To get there, they battled down to the buzzer against China, winning 72-69 against the Asian powerhouse for the first time ever in the tournament. Lebanon then held on to eke a 86-85 win against regional rival Jordan to make it into the championship game against Australia.
In the end, the Mediterranean nation went home with second place after falling to the Aussies 75-73 — inching to within one possession of the win after clawing back from a 15-point deficit with just six minutes left in the game.
“We just want to make our people happy,” Arakji said. “Seeing all these Lebanese fans supporting us, watching all these videos on social media, watching the kids jumping from their seats, their parents enjoying the games with their family is such an honor to all of us.
“It’s been an amazing feeling, an amazing ride. Unfortunately, we finished second, but seeing the support and the happiness we brought to Lebanon made us feel like we won the tournament.”
The FIBA Asia Cup, which takes place every four years, sees teams across Asia and Oceania go head to head for the title of Asian champion.
The ultimate underdog
Australia is ranked third in the world by FIBA, trailing only the United States and Spain, so Lebanon was the ultimate underdog in the final. Ten out of the 12 team members had never even played in the Asia Cup before, according to Arakji.
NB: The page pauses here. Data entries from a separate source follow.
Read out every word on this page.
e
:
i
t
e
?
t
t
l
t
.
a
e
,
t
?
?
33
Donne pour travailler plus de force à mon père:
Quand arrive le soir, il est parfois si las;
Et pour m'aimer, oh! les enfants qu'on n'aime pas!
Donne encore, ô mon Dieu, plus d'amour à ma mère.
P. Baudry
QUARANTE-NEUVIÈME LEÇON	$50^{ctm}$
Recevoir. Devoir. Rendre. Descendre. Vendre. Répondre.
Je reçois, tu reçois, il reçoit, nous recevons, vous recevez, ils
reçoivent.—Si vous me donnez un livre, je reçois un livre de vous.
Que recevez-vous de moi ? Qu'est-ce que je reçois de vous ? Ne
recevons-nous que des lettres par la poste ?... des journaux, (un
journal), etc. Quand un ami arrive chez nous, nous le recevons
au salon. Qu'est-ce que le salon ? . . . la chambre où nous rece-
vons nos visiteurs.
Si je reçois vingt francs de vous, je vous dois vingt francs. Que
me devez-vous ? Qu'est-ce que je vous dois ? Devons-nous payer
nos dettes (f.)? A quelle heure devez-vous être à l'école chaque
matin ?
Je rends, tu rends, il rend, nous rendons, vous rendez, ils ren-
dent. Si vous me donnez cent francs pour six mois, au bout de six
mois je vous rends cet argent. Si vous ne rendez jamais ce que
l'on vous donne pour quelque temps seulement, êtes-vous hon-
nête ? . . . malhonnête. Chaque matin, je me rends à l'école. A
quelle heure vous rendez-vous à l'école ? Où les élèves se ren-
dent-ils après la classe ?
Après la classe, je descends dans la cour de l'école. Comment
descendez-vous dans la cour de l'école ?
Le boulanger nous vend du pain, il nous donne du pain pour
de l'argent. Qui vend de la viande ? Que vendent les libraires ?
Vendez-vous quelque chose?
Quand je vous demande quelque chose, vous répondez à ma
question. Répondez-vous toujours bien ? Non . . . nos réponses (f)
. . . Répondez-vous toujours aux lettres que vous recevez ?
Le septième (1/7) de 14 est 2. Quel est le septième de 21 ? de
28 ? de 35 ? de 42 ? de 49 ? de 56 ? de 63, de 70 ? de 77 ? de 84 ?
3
Arakji tells CNN the tournament run signifies so much more than sport for his team and his country.
“Being able to reach second in Asia right now shows that Lebanon will never die,” he said. “There will always be people that will fight for Lebanon — fight for the Lebanese flag no matter what happens.”
“I needed to write that because we don’t need them to ride the wave,” Arakji told CNN.
“People in Lebanon are fighting for a living. People in Lebanon are dying on a daily basis … So as a basketball player, as a public figure, I had to send a message to the Prime Minister and to all politicians: There are a lot of things you guys should take care about other than just congratulating us.”
Despite the turmoil engulfing his country, Arakji says his main focus is to keep pushing forward as a team.
“We showed the world that a small team from a small country from a very ordinary league can fight and can dominate big teams at some point … We set the bar high, so we need to meet the expectation and keep getting better on a daily basis. I believe the sky is the limit.”